La historia de drogas y depresión que rodeó a la hija de Whitney Houston

Concebida en una de las familias más polémicas del espectáculo, la joven debió enfrentar las adicciones y violencia de sus padres y la muerte de su madre a los 18 años. Más tarde, ella misma lidió con los excesos.

Era el día anterior a una nueva ceremonia de los premios Grammy. Un evento que se vería empañado por la trágica muerte de Whitney Houston ocurrida el 11 de febrero de 2012.

Mientras los restos de la cantante eran investigados por la policía, su hija Bobbi Kristina, de solo 18 años, era trasladada a un hospital por un ataque de nervios.
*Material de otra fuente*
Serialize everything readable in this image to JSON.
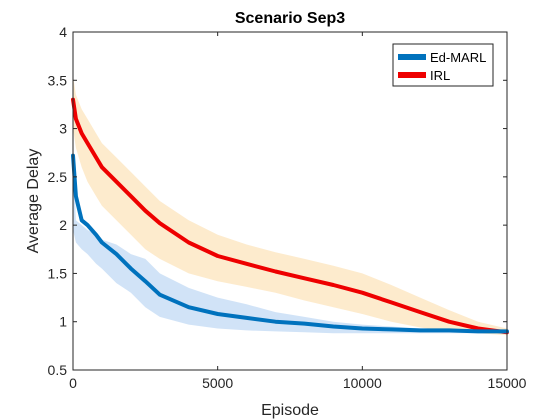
{
  "chart_data": {
    "type": "line",
    "title": "Scenario Sep3",
    "xlabel": "Episode",
    "ylabel": "Average Delay",
    "xlim": [
      0,
      15000
    ],
    "ylim": [
      0.5,
      4
    ],
    "xticks": [
      0,
      5000,
      10000,
      15000
    ],
    "xtick_labels": [
      "0",
      "5000",
      "10000",
      "15000"
    ],
    "yticks": [
      0.5,
      1,
      1.5,
      2,
      2.5,
      3,
      3.5,
      4
    ],
    "ytick_labels": [
      "0.5",
      "1",
      "1.5",
      "2",
      "2.5",
      "3",
      "3.5",
      "4"
    ],
    "legend": {
      "location": "top-right"
    },
    "series": [
      {
        "name": "Ed-MARL",
        "color": "#0072BD",
        "band_color": "#c6dcf5",
        "x": [
          0,
          100,
          300,
          500,
          800,
          1000,
          1500,
          2000,
          2500,
          3000,
          4000,
          5000,
          6000,
          7000,
          8000,
          9000,
          10000,
          11000,
          12000,
          13000,
          14000,
          15000
        ],
        "values": [
          2.72,
          2.3,
          2.05,
          2.0,
          1.9,
          1.82,
          1.7,
          1.55,
          1.42,
          1.28,
          1.15,
          1.08,
          1.04,
          1.0,
          0.98,
          0.95,
          0.93,
          0.92,
          0.91,
          0.91,
          0.9,
          0.9
        ],
        "upper": [
          2.75,
          2.05,
          2.0,
          1.95,
          1.9,
          1.85,
          1.8,
          1.7,
          1.65,
          1.5,
          1.35,
          1.25,
          1.18,
          1.1,
          1.05,
          1.0,
          0.97,
          0.95,
          0.93,
          0.92,
          0.91,
          0.91
        ],
        "lower": [
          1.95,
          1.82,
          1.75,
          1.7,
          1.6,
          1.55,
          1.4,
          1.3,
          1.15,
          1.05,
          0.97,
          0.93,
          0.91,
          0.9,
          0.89,
          0.88,
          0.88,
          0.88,
          0.88,
          0.88,
          0.88,
          0.88
        ]
      },
      {
        "name": "IRL",
        "color": "#EE0000",
        "band_color": "#fde6c0",
        "x": [
          0,
          100,
          300,
          500,
          800,
          1000,
          1500,
          2000,
          2500,
          3000,
          4000,
          5000,
          6000,
          7000,
          8000,
          9000,
          10000,
          11000,
          12000,
          13000,
          14000,
          15000
        ],
        "values": [
          3.3,
          3.1,
          2.95,
          2.85,
          2.7,
          2.6,
          2.45,
          2.3,
          2.15,
          2.02,
          1.82,
          1.68,
          1.6,
          1.52,
          1.45,
          1.38,
          1.3,
          1.2,
          1.1,
          1.0,
          0.93,
          0.89
        ],
        "upper": [
          3.55,
          3.35,
          3.2,
          3.1,
          2.95,
          2.85,
          2.7,
          2.55,
          2.4,
          2.25,
          2.05,
          1.9,
          1.8,
          1.72,
          1.65,
          1.58,
          1.5,
          1.38,
          1.25,
          1.12,
          1.0,
          0.93
        ],
        "lower": [
          3.0,
          2.8,
          2.6,
          2.45,
          2.3,
          2.2,
          2.05,
          1.9,
          1.75,
          1.65,
          1.5,
          1.42,
          1.36,
          1.3,
          1.22,
          1.15,
          1.08,
          1.0,
          0.94,
          0.9,
          0.88,
          0.86
        ]
      }
    ]
  }
}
La joven Krissy, como le decían sus cercanos, sufría el abandono de su madre, la figura más presente que tuvo desde la separación de sus padres.

A los 14 años, Houston y su entonces esposo, el rapero Bobby Brown, terminaban una matrimonio de 15 años, enmarcado en antecedentes de drogas y violencia. Fue así como se gestó una fuerte relación entre ambas.

Sin embargo, las adicciones de su madre también habrían alcanzado a su hija. Según la más reciente biografía sobre la familia, Bobbi Kristina comenzó a consumir drogas desde los 14 años. El libro, publicado en junio pasado, asegura que la joven fue enviada a un centro psiquiátrico a los 15 años tras intentar cortarse las venas y apuñalar a su madre. 

La muerte de Houston, por tanto, solo habría acentuado los problemas de la chica. "Durante los últimos dos años ha estado saliendo con una pandilla de locos, salvajes y temerarios", señalaron algunas fuentes al autor Ian Halperin, escritor del libro Whitney & Bobbi Kristina: The Deadly Price of Fame (Whitney & Bobbi Kristina: el mortal precio de la fama).

Una de las personas que permaneció al lado de la chica fue Nick Gordon. El joven conocido como su novio en sus últimos años, fue criado por Whitney Houston desde pequeño, como si fuera un hijo más. De hecho, la prensa norteamericana siempre sospechó acerca de su origen, aventurándose con que sería un hijo no reconocido de la cantante.

A pesar de crecer como 'hermanos', la pareja reconoció su romance a fines de 2012. De ahí en adelante, permanecieron unidos. Tras la muerte de Houston, el joven de 25 años debió enfrentar una nueva tragedia: el accidente de Bobbi Kristina, ocurrido en similares circunstancias a las que vivió la mujer a quien llamó 'madre'.

Pronto quedaría en evidencia la verdadera relación entre Gordon y los Houston: para la familia, el chico sería uno de los principales sospechosos del ahogamiento de Bobbi Kristina. 

Semanas después se sabría que la familia pidió una orden de alejamiento ya que, además de culparlo por el estado de la chica, Gordon quiso intervenir en el dinero que recibía su novia a modo de herencia.

La única certeza es que el joven fue el primero que encontró a Bobbi Kristina sumergida en la bañera de su casa. 

La biografía antes mencionada tiene su propia teoría. “(Un drogadicto) me dijo que cuando alguien se desmaya por una sobredosis hay muchas formas de reanimarlo. ‘Nunca he visto que se haga en una bañera’, me dijo, ‘pero sí que he intentado reanimar a gente con una ducha fría. Los pones debajo del agua fría y les abofeteas en la cara para que vuelvan en sí’. Esto podría explicar los moratones en la cara que los paramédicos encontraron”, señaló el autor.

Fuentes: El País, Hollywood Life, Hola, E! News.